Treatment Protocol for Opioid Use Disorder Using Suboxone (Buprenorphine)
Medication-assisted treatment (MAT) with Suboxone (buprenorphine/naloxone) combined with behavioral therapies is the most effective approach for treating opioid use disorder and should be offered as first-line therapy to reduce mortality and improve quality of life. 1
Initial Assessment and Diagnosis
- Evaluate patients for opioid use disorder using DSM-5 criteria (requires at least 2 of 11 defined criteria occurring within a year)
- Screen for risk factors for overdose or complications
- Assess for concurrent substance use, particularly benzodiazepines which can increase risk of respiratory depression
Medication Selection
- Buprenorphine/naloxone (Suboxone) is the preferred formulation for most patients due to its safety features that prevent misuse 2, 1
- For pregnant women, use buprenorphine without naloxone 2, 1
- Alternative options include methadone (requires federally regulated program) or naltrexone (for highly motivated patients who can maintain abstinence during induction)
Induction Protocol
Patient preparation:
- Patient should be in mild-moderate withdrawal (typically 12-24 hours since last opioid use)

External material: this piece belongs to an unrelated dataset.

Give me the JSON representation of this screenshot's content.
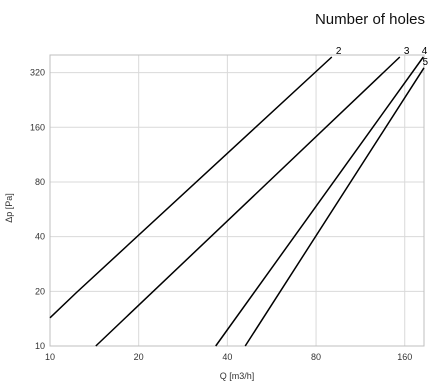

- Verify withdrawal using objective scales (e.g., COWS score >8)
Initial dosing:
- First dose: 2-4mg sublingual buprenorphine/naloxone
- Wait 1-2 hours to assess response
- Additional 2-4mg if withdrawal symptoms persist
- Maximum Day 1 dose: 8-12mg
Day 2 and beyond:
- Start with previous day's total dose
- Increase by 2-4mg increments as needed
- Target dose: 16mg daily (range 4-24mg based on individual response)
Maintenance Treatment
- Long-term or maintenance treatment is strongly indicated rather than brief treatment periods 2, 1
- Brief detoxification alone is associated with high relapse rates and increased mortality 2, 1
- Typical maintenance dose: 16mg daily (range 8-24mg)
- Frequency: Daily dosing initially, with potential for less frequent dosing (every 2-3 days) in stable patients
Behavioral Component
- Combine medication with behavioral therapies to enhance effectiveness 1
- Recommended approaches:
- Cognitive-behavioral therapy
- Contingency management
- Relapse prevention strategies
- Motivational enhancement therapy
- Regular counseling sessions (individual or group)
Monitoring Protocol
- Frequent visits initially (weekly for first month)

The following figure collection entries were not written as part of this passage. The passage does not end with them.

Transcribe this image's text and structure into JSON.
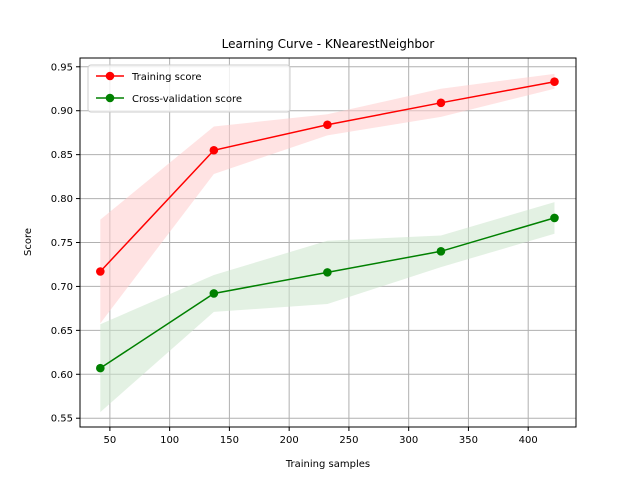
{
  "chart_data": {
    "type": "line",
    "title": "Learning Curve - KNearestNeighbor",
    "xlabel": "Training samples",
    "ylabel": "Score",
    "xlim": [
      25,
      440
    ],
    "ylim": [
      0.54,
      0.96
    ],
    "xticks": [
      50,
      100,
      150,
      200,
      250,
      300,
      350,
      400
    ],
    "yticks": [
      0.55,
      0.6,
      0.65,
      0.7,
      0.75,
      0.8,
      0.85,
      0.9,
      0.95
    ],
    "grid": true,
    "legend": "top-left",
    "x": [
      42,
      137,
      232,
      327,
      422
    ],
    "series": [
      {
        "name": "Training score",
        "color": "#ff0000",
        "band_color": "#ffcccc",
        "values": [
          0.717,
          0.855,
          0.884,
          0.909,
          0.933
        ],
        "lower": [
          0.658,
          0.828,
          0.872,
          0.893,
          0.925
        ],
        "upper": [
          0.776,
          0.882,
          0.896,
          0.925,
          0.942
        ]
      },
      {
        "name": "Cross-validation score",
        "color": "#008000",
        "band_color": "#cce6cc",
        "values": [
          0.607,
          0.692,
          0.716,
          0.74,
          0.778
        ],
        "lower": [
          0.557,
          0.671,
          0.68,
          0.722,
          0.76
        ],
        "upper": [
          0.657,
          0.713,
          0.752,
          0.758,
          0.796
        ]
      }
    ]
  }
}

- Monthly visits once stable
- Urine drug testing to verify adherence and detect other substance use
- Review prescription drug monitoring program data
- Assess for side effects, cravings, and withdrawal symptoms
- Monitor for diversion risk
Treatment Duration
- Evidence strongly supports indefinite maintenance treatment 2, 1
- Discontinuation of pharmacotherapy significantly increases risk of relapse and death
- If discontinuation is necessary, implement slow taper (reduce dose by 10-25% every 1-2 weeks)
Special Considerations
- Concurrent benzodiazepine use: Avoid if possible due to increased risk of respiratory depression and death 2, 3
- Pregnancy: Use buprenorphine without naloxone 2, 1
- Adolescents: Treatment options may be limited by regulations, but buprenorphine is approved for patients 16+ years 1
- Pain management: May require higher or split dosing of buprenorphine or additional non-opioid pain management strategies
Common Pitfalls to Avoid
- Inadequate treatment duration: Brief detoxification alone leads to high relapse rates 1
- Failure to combine medications with behavioral approaches: Integrated treatment is more effective 1
- Stigma-based treatment limitations: Can prevent patients from accessing effective care 1
- Insufficient dosing: Underdosing leads to continued cravings and potential relapse
- Abrupt discontinuation: Increases risk of withdrawal and return to illicit opioid use
Effectiveness Measures
Studies demonstrate that Suboxone treatment can reduce:
- Heroin use and relapse rates 4
- Emergency room visits (by 23%) and hospitalizations (by 45%) 4
- Legal issues related to drug possession 4
- Mortality rates compared to no medication treatment 5
Buprenorphine treatment is most effective when patients remain in treatment for longer periods (>3 months) and receive regular counseling 4.
Note: Physicians must obtain a waiver from the Substance Abuse and Mental Health Services Administration (SAMHSA) to prescribe buprenorphine for opioid use disorder.